Verzögerung um ein halbes Jahr

Architekt Albert rechnet mit einer Verzögerung des Anbaus von mindestens einem halben Jahr, die Ausschreibungen könnten dann erst nach dem Mai beginnen. Mit einer Bauzeit von einem Jahr wird gerechnet, das Jugendamt hat den Bedarf von 36 Krippenplätzen und 70 Kindergartenplätzen anerkannt. Momentan sind die Krippenkinder in den Regelkindergarten mit 80 Plätzen integriert. "Die Gemeinde wächst und wir können die Kinder nicht alle unterbringen", sagt der Bürgermeister.
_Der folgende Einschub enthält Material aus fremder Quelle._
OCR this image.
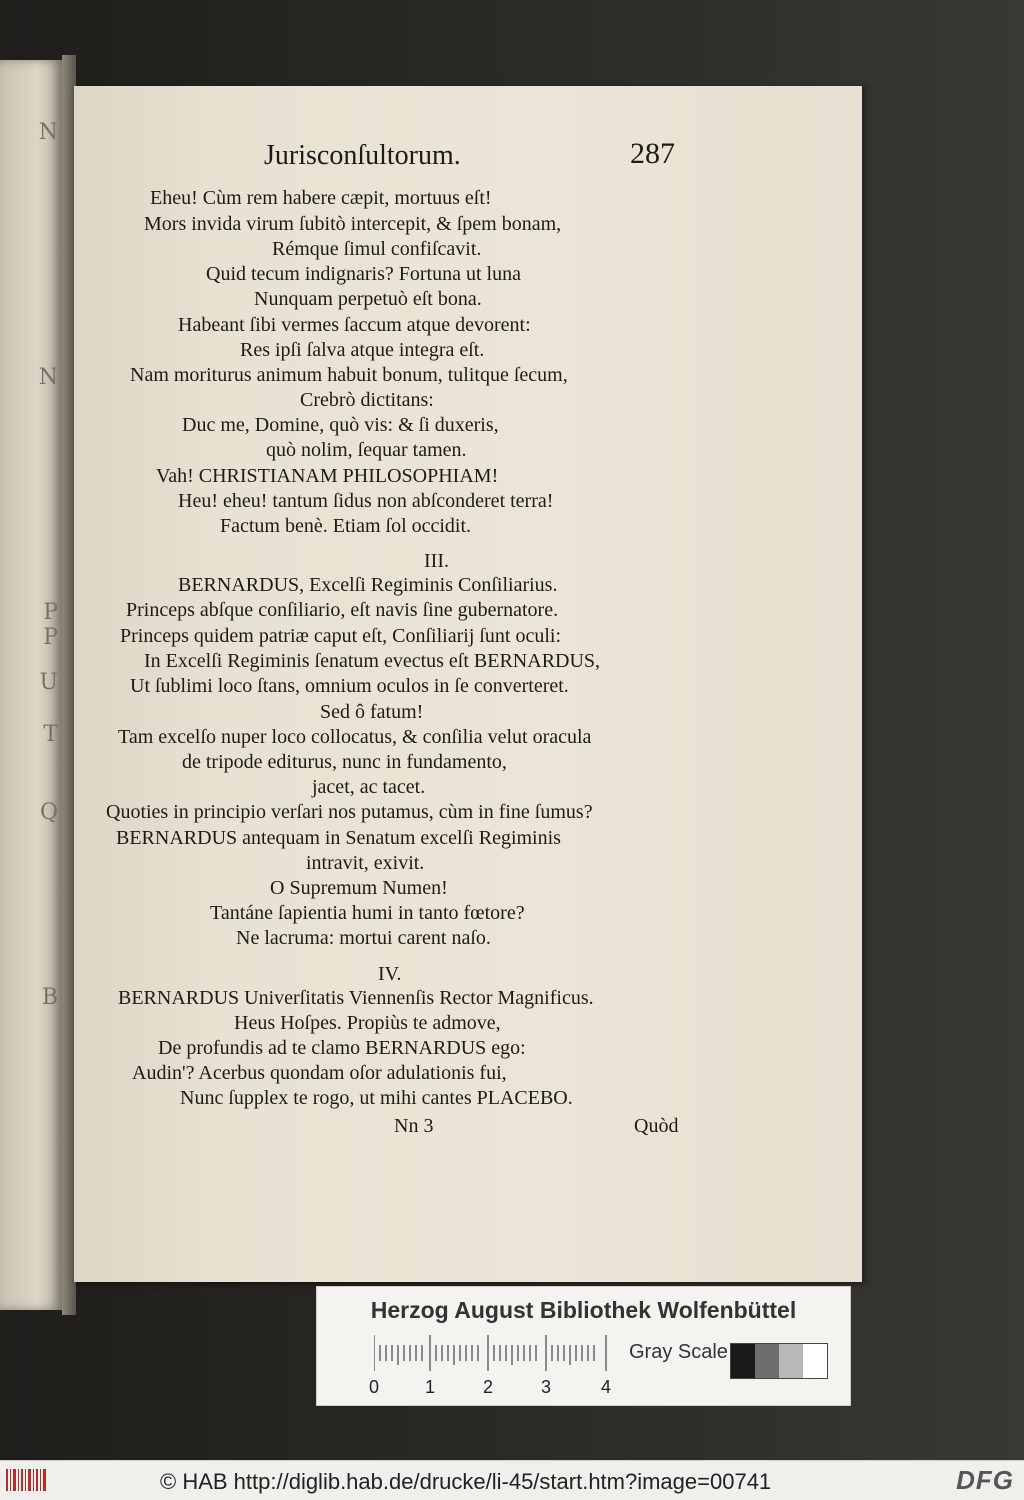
N
N
P
P
U
T
Q
B
Jurisconſultorum.	287
Eheu! Cùm rem habere cæpit, mortuus eſt!
Mors invida virum ſubitò intercepit, & ſpem bonam,
Rémque ſimul confiſcavit.
Quid tecum indignaris? Fortuna ut luna
Nunquam perpetuò eſt bona.
Habeant ſibi vermes ſaccum atque devorent:
Res ipſi ſalva atque integra eſt.
Nam moriturus animum habuit bonum, tulitque ſecum,
Crebrò dictitans:
Duc me, Domine, quò vis: & ſi duxeris,
quò nolim, ſequar tamen.
Vah! CHRISTIANAM PHILOSOPHIAM!
Heu! eheu! tantum ſidus non abſconderet terra!
Factum benè. Etiam ſol occidit.
III.
BERNARDUS, Excelſi Regiminis Conſiliarius.
Princeps abſque conſiliario, eſt navis ſine gubernatore.
Princeps quidem patriæ caput eſt, Conſiliarij ſunt oculi:
In Excelſi Regiminis ſenatum evectus eſt BERNARDUS,
Ut ſublimi loco ſtans, omnium oculos in ſe converteret.
Sed ô fatum!
Tam excelſo nuper loco collocatus, & conſilia velut oracula
de tripode editurus, nunc in fundamento,
jacet, ac tacet.
Quoties in principio verſari nos putamus, cùm in fine ſumus?
BERNARDUS antequam in Senatum excelſi Regiminis
intravit, exivit.
O Supremum Numen!
Tantáne ſapientia humi in tanto fœtore?
Ne lacruma: mortui carent naſo.
IV.
BERNARDUS Univerſitatis Viennenſis Rector Magnificus.
Heus Hoſpes. Propiùs te admove,
De profundis ad te clamo BERNARDUS ego:
Audin'? Acerbus quondam oſor adulationis fui,
Nunc ſupplex te rogo, ut mihi cantes PLACEBO.
Nn 3	Quòd
Herzog August Bibliothek Wolfenbüttel
0	1	2	3	4
Gray Scale
© HAB http://diglib.hab.de/drucke/li-45/start.htm?image=00741	DFG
In Zukunft werden noch mehr junge Familien Betreuungsansprüche haben, auch im Hort, denn die Bauplätze in Eichenhausen sind alle verkauft und in Wülfershausen sind im Baugebiet "Am Kindergarten" von 20 Plätzen noch sechs frei, die anderen sind verkauft oder reserviert.

In der letzten Gemeinderatssitzung hatte der Bürgermeister mitgeteilt, dass die Regierung von Unterfranken dem Antrag auf vorzeitigen Maßnahmebeginn für den Anbau stattgegeben hat. Die Regierung von Unterfranken erkennt somit die Dringlichkeit der Maßnahme an. Die Planer rechnen mit 85 Prozent Förderung, die Grobschätzung ergab eine Gesamtinvestition von rund zwei Millionen Euro.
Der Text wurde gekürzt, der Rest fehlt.